Vou até o quarto à procura do meu amigo que ainda está adormecido, tropeço no vídeo game esquecido no chão, ele acorda, sorri e esconde o rosto como que pedindo desculpas pelo atraso. Me entrega um casaco azul bem maior que o meu número e retornamos à cozinha. Sentamos a mesa para o café da manhã com os pais do meu amigo Guilherme, e de súbito recordamos que não temos tempo. Pegamos uma mochila e colocamos uma garrafinha térmica com cappuccino, algumas fatias de bolo embrulhadas em papel toalha, alguns pães de queijo e uma toalha de mesa. A meta é ver o nascer do sol em um morro muito bonito que fica há cerca de uma hora de lá, subimos na moto e prosseguimos viagem. Chegamos ao mais próximo que se consegue ir de moto, a deixamos na estrada e seguimos a pé até chegar aos degraus de pedra natural que levam até o topo.
A subida é um tanto longa, mas ao chegarmos ao topo a visão é fantasticamente agradável e panorâmica. Certeau e Benjamin ficariam encantados com tamanha beleza. Talvez um pouco decepcionados por não existirem multidões para observar, ou nem se quer uma casinha simples de porta e janela com uma pequena família. O lugar traz uma ambígua sensação de liberdade e solidão, e as vezes essa é uma sensação tão necessária para pensar em todas as outras cidades que me vem à mente, as cidades dentro de outras que são percebidas e sentidas de maneiras diferentes por cada um como acredita Ítalo Calvino.
Observo toda a imensidão bem da ponta do penhasco, enquanto o meu amigo Guilherme se mantém afastado, ambos silenciosos e perdidos em seus próprios pensamentos. As nuvens parecem tão próximas como em uma das minhas músicas favoritas Alice e il blu de Annalisa Scarrone, na qual ela pede um grama de nuvem, ou um pedaço do azul e alguém se dispõe a ir buscar. Queria eu conseguir alcançar um pedaço daquele céu azul para guardar na minha caixinha das memórias, mas há outras músicas que descrevem tudo que o lugar me traz, todas as perguntas e respostas para entender as fragilidades de nossas vidas, e não importa o que aconteça, sei que duas músicas expõem perfeitamente os meus pensamentos no topo daquele lugar chamado de Morro dos ventos uivantes em homenagem ao livro de Emily Bronte.
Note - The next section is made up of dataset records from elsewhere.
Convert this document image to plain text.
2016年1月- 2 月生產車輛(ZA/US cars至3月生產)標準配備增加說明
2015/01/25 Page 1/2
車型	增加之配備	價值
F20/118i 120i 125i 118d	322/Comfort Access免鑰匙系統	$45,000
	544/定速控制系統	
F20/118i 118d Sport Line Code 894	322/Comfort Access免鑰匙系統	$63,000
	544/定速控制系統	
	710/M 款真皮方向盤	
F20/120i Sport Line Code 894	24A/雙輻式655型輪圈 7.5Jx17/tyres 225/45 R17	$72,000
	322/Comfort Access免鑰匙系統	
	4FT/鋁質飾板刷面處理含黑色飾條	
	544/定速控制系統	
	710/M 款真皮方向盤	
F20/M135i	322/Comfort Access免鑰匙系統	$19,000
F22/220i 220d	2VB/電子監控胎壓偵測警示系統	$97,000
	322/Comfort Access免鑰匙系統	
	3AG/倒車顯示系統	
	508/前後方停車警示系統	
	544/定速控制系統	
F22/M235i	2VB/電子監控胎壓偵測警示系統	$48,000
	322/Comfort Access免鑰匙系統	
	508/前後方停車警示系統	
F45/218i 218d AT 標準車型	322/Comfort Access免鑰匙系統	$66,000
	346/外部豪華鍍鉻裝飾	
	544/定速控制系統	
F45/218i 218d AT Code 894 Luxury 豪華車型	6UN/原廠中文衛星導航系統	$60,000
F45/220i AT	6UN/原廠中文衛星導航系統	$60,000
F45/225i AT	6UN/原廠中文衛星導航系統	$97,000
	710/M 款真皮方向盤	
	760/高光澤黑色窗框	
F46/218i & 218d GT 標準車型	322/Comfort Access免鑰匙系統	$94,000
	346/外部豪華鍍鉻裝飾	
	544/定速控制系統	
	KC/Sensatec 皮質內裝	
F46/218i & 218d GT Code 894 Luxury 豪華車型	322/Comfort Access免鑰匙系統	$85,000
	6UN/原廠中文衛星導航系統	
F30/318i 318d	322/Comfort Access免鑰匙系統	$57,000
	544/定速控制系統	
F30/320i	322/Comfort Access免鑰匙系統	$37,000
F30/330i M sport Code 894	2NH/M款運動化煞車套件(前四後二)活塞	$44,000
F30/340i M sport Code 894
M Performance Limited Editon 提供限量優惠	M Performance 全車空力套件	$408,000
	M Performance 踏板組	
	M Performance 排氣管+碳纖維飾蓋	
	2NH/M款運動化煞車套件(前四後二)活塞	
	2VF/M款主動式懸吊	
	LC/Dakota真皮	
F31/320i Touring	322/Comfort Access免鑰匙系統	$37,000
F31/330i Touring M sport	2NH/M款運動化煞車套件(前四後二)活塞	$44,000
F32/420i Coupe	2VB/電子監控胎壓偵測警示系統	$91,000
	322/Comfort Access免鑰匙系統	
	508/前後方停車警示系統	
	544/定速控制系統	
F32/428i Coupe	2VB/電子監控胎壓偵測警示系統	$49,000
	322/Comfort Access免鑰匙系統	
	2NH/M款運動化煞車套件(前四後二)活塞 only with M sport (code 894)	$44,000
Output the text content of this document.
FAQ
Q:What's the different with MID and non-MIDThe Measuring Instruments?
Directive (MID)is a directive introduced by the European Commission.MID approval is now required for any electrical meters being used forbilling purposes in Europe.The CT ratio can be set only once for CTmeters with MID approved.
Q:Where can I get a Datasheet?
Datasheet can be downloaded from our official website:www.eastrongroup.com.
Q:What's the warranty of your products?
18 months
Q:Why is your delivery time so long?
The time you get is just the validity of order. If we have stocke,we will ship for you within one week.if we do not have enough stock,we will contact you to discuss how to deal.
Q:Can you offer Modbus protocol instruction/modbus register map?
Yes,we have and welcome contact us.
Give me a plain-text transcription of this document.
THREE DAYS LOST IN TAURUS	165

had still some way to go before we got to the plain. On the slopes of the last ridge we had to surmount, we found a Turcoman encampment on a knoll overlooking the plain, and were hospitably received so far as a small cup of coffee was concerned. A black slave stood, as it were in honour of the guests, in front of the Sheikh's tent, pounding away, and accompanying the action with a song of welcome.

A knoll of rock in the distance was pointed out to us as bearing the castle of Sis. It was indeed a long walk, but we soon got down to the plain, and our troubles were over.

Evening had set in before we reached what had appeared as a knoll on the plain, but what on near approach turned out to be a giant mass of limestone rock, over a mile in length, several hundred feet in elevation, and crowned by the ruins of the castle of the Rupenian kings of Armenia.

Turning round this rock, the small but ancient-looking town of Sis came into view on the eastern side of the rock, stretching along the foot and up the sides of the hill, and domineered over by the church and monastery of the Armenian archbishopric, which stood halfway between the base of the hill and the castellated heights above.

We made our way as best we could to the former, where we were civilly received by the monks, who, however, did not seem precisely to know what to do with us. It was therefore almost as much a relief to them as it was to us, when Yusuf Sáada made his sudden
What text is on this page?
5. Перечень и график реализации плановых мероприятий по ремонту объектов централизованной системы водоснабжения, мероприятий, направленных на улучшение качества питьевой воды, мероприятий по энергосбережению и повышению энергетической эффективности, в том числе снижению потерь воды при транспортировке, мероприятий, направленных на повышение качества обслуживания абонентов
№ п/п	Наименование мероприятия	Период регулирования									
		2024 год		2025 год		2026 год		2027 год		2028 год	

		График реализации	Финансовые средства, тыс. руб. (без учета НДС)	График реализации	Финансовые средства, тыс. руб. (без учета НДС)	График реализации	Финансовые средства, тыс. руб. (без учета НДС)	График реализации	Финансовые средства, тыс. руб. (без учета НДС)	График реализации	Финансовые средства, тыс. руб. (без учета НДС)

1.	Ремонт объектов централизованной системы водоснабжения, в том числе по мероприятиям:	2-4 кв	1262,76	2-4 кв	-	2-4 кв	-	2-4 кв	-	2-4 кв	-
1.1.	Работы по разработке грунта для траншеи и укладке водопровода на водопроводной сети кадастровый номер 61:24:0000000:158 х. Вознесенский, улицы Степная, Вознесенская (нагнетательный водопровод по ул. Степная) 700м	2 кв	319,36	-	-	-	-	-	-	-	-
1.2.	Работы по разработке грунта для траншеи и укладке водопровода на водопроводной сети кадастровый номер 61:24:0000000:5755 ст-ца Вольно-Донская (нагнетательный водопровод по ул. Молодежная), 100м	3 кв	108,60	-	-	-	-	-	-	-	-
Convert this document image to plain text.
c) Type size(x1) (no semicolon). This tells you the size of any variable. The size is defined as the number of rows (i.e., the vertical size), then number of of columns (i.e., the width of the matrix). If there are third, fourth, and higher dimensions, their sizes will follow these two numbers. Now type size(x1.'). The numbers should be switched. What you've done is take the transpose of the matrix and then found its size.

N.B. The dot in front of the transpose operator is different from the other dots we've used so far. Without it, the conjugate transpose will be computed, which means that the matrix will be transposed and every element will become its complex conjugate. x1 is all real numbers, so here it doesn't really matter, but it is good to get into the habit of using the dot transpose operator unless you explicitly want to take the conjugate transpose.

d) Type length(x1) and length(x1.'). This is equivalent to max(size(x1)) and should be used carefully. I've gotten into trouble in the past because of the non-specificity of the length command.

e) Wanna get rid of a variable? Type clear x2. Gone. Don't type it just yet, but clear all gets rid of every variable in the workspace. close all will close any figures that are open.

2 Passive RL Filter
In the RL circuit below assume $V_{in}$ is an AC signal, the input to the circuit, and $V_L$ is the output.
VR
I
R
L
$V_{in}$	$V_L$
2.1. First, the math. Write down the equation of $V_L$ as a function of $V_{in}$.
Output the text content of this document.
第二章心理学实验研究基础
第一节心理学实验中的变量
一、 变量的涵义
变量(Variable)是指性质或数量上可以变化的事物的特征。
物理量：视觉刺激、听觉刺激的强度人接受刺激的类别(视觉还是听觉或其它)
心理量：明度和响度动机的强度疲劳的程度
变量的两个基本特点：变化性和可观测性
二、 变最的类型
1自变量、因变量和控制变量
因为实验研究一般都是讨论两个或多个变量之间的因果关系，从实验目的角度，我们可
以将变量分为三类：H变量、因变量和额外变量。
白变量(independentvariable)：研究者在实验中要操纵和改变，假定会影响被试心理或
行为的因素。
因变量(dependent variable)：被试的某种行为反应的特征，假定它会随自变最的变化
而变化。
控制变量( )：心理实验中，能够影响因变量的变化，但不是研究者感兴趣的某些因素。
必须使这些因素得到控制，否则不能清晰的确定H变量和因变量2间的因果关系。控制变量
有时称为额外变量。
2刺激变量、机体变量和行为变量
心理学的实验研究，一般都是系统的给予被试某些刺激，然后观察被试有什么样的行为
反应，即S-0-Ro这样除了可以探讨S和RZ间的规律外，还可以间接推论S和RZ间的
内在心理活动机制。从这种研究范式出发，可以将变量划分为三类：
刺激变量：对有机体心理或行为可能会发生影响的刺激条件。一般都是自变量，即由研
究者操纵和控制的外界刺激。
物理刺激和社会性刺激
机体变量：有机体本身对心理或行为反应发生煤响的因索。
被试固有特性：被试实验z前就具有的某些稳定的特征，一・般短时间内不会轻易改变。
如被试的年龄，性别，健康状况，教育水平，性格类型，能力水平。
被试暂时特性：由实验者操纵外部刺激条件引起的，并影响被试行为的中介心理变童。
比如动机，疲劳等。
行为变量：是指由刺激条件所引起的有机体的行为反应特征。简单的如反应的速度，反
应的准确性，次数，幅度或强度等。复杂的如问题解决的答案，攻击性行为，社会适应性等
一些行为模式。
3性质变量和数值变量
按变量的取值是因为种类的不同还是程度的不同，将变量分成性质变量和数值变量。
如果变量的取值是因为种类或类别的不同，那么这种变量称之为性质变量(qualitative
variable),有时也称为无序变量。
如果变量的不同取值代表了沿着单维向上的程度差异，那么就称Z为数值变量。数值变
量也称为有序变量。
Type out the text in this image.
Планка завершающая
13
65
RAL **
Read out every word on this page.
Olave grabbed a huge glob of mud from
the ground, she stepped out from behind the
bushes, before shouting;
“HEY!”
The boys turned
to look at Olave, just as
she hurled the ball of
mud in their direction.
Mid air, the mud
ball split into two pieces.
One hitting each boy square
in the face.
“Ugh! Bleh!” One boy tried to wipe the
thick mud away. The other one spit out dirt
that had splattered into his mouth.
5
Imagine se si potesse non morire de Modá, e Esseri Umani de Marco Mengoni são as músicas que delineiam meus pensamentos mais confusos, as referências para a vida que jaz adiante e parte da trilha sonora das minhas viagens. “ Imagine se pudéssemos ver as estrelas com o sol? ”
O que posso dizer é que há muito mais história depois do retorno do morro dos ventos uivantes, volto a estrada e continuo em busca de um refúgio repleto de memórias. A última parada é a cidade de Recife, tão bela em aparência e tão podre em seu passado colonial. Uma cidade que segundo Sylvia Couceiro possui duas faces, uma deslumbrante e outra miserável, e tenho que concordar com ela, pois, reza a lenda que só se conhece uma cidade a partir do seu lado pobre e miserável, onde reina a afetividade e as histórias de lutas. Na entrada da cidade de Recife o céu é estranhamente mais bonito, as nuvens parecem flutuar logo acima de nossas cabeças, não há como olhar para outro lugar que não seja o céu. A ponte da entrada da cidade que à muitos traz a sensação de medo, me traz a um turbilhão de boas sensações e dentre elas a de liberdade. Era noite quando cheguei ao centro da cidade, não encontrei hotéis com quartos vagos próximo ao centro, a única saída era dormir em um Motel, não fiz dramas ou recusas, simplesmente fui e acabei por dormir em um Motel chamado de Turquesa localizado na Avenida Canxangá. Tomei um banho e adormeci.